Zuhörer umgarnt und verführt
Das Quartett des Norwegers Tord Gustavsen zelebriert eine Musik voller Poesie, taucht in einen wunderbar reduzierten Klangkosmos ein, der das Publikum in eine andere Welt zu entführen scheint. Das Konzert in Offenburg setzte auf leise, subtile Töne, die sich in ausgesuchten Momenten dann aber konsequent empor schrauben.
Offenburg. Es gibt Konzerte die das Publikum förmlich dazu zwingen, die Hektik und die multiplen Geräusche des Alltags abzuschütteln. Das Tord Gustavsen Quartett kommt am Sonntag nach Offenburg, macht es den knapp 200 Zuhörern im Salmen damit sicherlich etwas leichter, sich auf die Klangwelt des norwegischen Pianisten einzulassen.
Tord Gustavsen (Klavier), Tore Brunborg (Saxophon), Jarel Vespestad (Schlagzeug) und Mats Eilertsen am Kontrabass spüren vor allem der Poesie im Jazz nach, den leisen, gefühlvollen Klängen, die manchmal aus einer anderen Welt herüber zu wehen scheinen. Es ist dann mucksmäuschenstill im Saal des altehrwürdigen Hauses.

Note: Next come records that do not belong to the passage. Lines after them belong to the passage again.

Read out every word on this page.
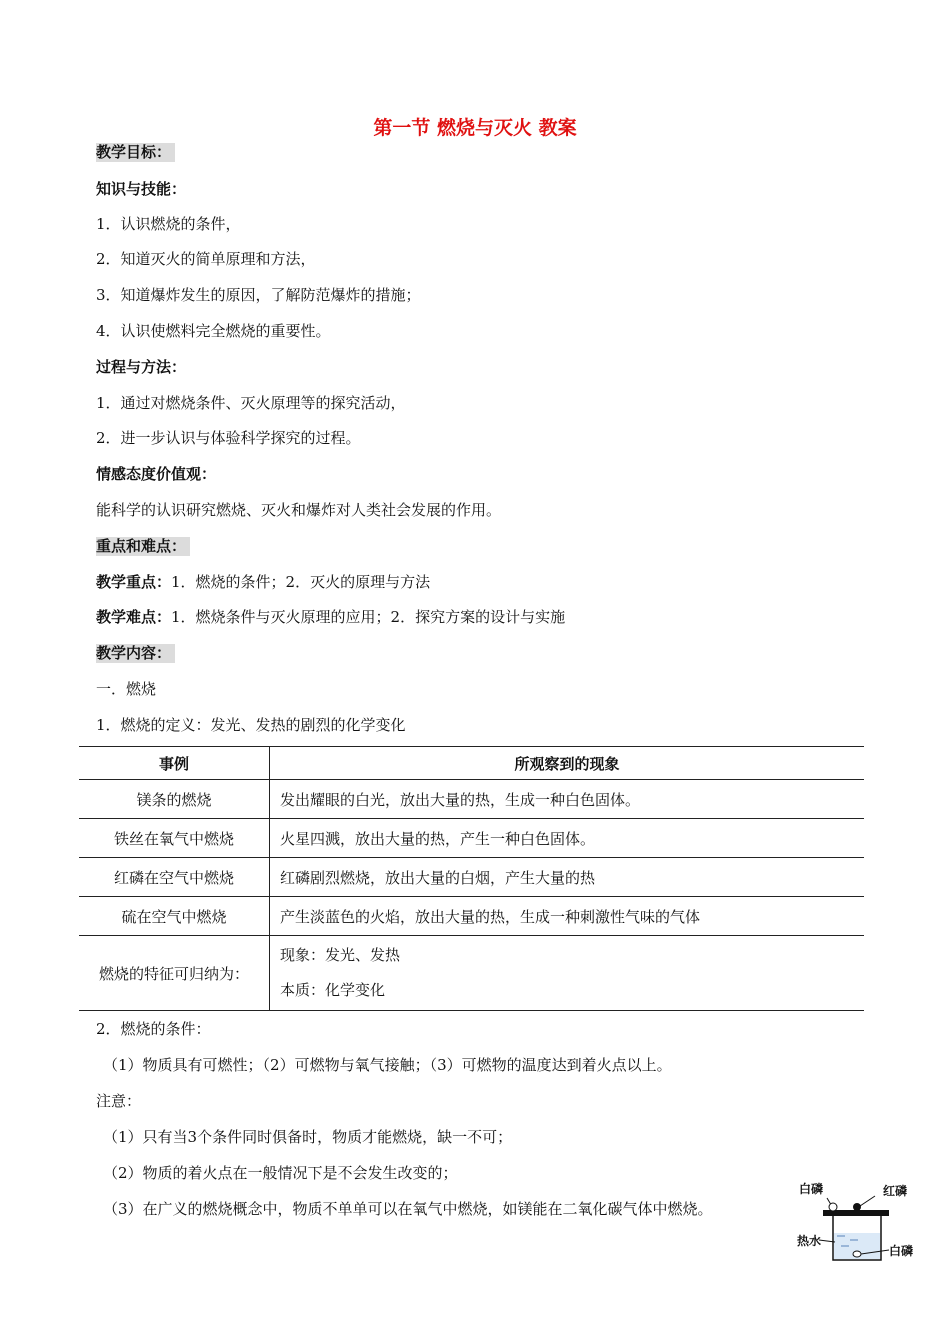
第一节 燃烧与灭火 教案
教学目标：
知识与技能：
1．认识燃烧的条件，
2．知道灭火的简单原理和方法，
3．知道爆炸发生的原因，了解防范爆炸的措施；
4．认识使燃料完全燃烧的重要性。
过程与方法：
1．通过对燃烧条件、灭火原理等的探究活动，
2．进一步认识与体验科学探究的过程。
情感态度价值观：
能科学的认识研究燃烧、灭火和爆炸对人类社会发展的作用。
重点和难点：
教学重点：1．燃烧的条件；2．灭火的原理与方法
教学难点：1．燃烧条件与灭火原理的应用；2．探究方案的设计与实施
教学内容：
一．燃烧
1．燃烧的定义：发光、发热的剧烈的化学变化
事例	所观察到的现象
镁条的燃烧	发出耀眼的白光，放出大量的热，生成一种白色固体。
铁丝在氧气中燃烧	火星四溅，放出大量的热，产生一种白色固体。
红磷在空气中燃烧	红磷剧烈燃烧，放出大量的白烟，产生大量的热
硫在空气中燃烧	产生淡蓝色的火焰，放出大量的热，生成一种刺激性气味的气体
燃烧的特征可归纳为：	现象：发光、发热
本质：化学变化
2．燃烧的条件：
（1）物质具有可燃性；（2）可燃物与氧气接触；（3）可燃物的温度达到着火点以上。
注意：
（1）只有当3个条件同时俱备时，物质才能燃烧，缺一不可；
（2）物质的着火点在一般情况下是不会发生改变的；
（3）在广义的燃烧概念中，物质不单单可以在氧气中燃烧，如镁能在二氧化碳气体中燃烧。
白磷	红磷
热水
白磷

Alles lauscht der diffizilen Klangrede des tonangebenden Klaviers. Dann huscht ein Besen über die Becken des Schlagzeugs, es entsteht ein kaum hörbarer Rhythmus, den der Kontrabass aufgreift. Irgendwann steigt das Saxophon ein, legt einen sämigen Klangteppich über das sich nun mehr und mehr verdichtende Gefüge der Musik.
Wunderbar eingespielt
Obwohl alles auf einen leisen, auf das Notwendigste reduzierten Dialog der Instrumente ausgerichtet scheint, wirkt die Musik des Tord Gustavsen Quartett zu keinem Zeitpunkt langweilig. Die mittlerweile wunderbar eingespielte Formation würdigt den einzelnen Ton, die lyrische Kraft einer manchmal förmlich fragmentierten Melodie. Sie kann den Lauf aber auch verdichten und vorwärts peitschen, ohne dabei auf vordergründig rumpelnde Ansätze, die gängigen Schemen des klassischen Jazz, zurückzugreifen.

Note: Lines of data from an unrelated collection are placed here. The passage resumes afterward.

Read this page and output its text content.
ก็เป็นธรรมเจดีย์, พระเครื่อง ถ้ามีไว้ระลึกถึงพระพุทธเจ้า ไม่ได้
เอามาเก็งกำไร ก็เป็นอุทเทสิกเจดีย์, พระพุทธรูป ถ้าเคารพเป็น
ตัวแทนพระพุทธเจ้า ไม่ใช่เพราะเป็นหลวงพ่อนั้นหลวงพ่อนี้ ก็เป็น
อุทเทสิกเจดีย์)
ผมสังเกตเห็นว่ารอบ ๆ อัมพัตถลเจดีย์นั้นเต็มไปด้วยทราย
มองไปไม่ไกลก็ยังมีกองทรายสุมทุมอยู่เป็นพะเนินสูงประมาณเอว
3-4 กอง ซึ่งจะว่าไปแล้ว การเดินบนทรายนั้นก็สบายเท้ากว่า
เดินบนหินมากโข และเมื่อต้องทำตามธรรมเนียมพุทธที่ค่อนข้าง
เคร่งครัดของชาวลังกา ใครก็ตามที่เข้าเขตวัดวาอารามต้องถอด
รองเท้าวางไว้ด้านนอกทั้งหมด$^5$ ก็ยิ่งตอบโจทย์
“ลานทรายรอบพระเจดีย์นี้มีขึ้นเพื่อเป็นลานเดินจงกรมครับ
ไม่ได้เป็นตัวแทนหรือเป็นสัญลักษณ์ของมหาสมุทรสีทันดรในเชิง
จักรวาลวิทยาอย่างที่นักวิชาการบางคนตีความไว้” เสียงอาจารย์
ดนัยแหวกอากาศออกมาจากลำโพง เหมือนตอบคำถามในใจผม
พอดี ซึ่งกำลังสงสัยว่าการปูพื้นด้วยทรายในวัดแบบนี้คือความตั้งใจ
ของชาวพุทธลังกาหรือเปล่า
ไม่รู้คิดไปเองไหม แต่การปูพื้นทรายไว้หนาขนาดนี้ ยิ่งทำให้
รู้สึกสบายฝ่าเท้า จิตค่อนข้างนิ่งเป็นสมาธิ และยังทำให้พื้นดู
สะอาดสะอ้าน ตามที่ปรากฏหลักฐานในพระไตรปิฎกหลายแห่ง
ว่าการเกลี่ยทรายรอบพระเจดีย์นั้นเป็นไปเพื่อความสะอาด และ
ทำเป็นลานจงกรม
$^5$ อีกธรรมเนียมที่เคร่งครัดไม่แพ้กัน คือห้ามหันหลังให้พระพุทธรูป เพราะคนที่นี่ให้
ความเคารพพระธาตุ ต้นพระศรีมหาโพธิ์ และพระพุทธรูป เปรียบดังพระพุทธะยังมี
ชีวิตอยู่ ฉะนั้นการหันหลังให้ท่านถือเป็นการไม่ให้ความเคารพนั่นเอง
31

Tord Gustavsen und seine drei Mitstreiter legen sich auch in der Ekstase, dem musikalischen Ausbruch, eine gewisse Zurückhaltung auf. Die Musik brodelt und rumort, sie greift Raum, verweigert sich aber konsequent der manchmal auch selbstzerstörerischen, im puren Schlagabtausch der Akteure untergehenden Sprache des Freejazz.

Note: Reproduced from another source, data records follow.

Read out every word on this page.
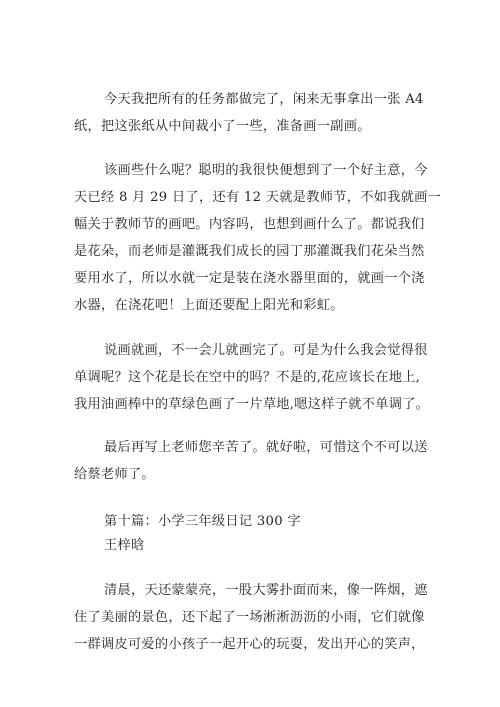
今天我把所有的任务都做完了，闲来无事拿出一张 A4
纸，把这张纸从中间裁小了一些，准备画一副画。
该画些什么呢？聪明的我很快便想到了一个好主意，今
天已经 8 月 29 日了，还有 12 天就是教师节，不如我就画一
幅关于教师节的画吧。内容吗，也想到画什么了。都说我们
是花朵，而老师是灌溉我们成长的园丁那灌溉我们花朵当然
要用水了，所以水就一定是装在浇水器里面的，就画一个浇
水器，在浇花吧！上面还要配上阳光和彩虹。
说画就画，不一会儿就画完了。可是为什么我会觉得很
单调呢？这个花是长在空中的吗？不是的,花应该长在地上,
我用油画棒中的草绿色画了一片草地,嗯这样子就不单调了。
最后再写上老师您辛苦了。就好啦，可惜这个不可以送
给蔡老师了。
第十篇：小学三年级日记 300 字
王梓晗
清晨，天还蒙蒙亮，一股大雾扑面而来，像一阵烟，遮
住了美丽的景色，还下起了一场淅淅沥沥的小雨，它们就像
一群调皮可爱的小孩子一起开心的玩耍，发出开心的笑声，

Das Publikum in Offenburg erlebt so ein am Ende fast zweistündiges Konzert, das aus herrlich gefühlvollen Balladen schöpft. Dei Musik umgarnt und verführt, lädt auch zum Träumen ein, setzt fast unbemerkt einen durchaus ekstatischen Klimax. Auch hier gibt das Klavier den Ton an, verwickelt sich in expressive Läufe, in denen die ganze Klasse, aber auch die klassische Prägung des norwegischen Pianisten deutlich wird.
Am Ende des Auftritts erntet das Quartett stehende Ovationen, die nach der zweiten Zugabe nicht abebben. Tord Gustavsen kommt zum Schlussakkord alleine auf die Bühne, beendet einen außergewöhnlichen Abend mit einer letzten Klangpoesie des Klaviers.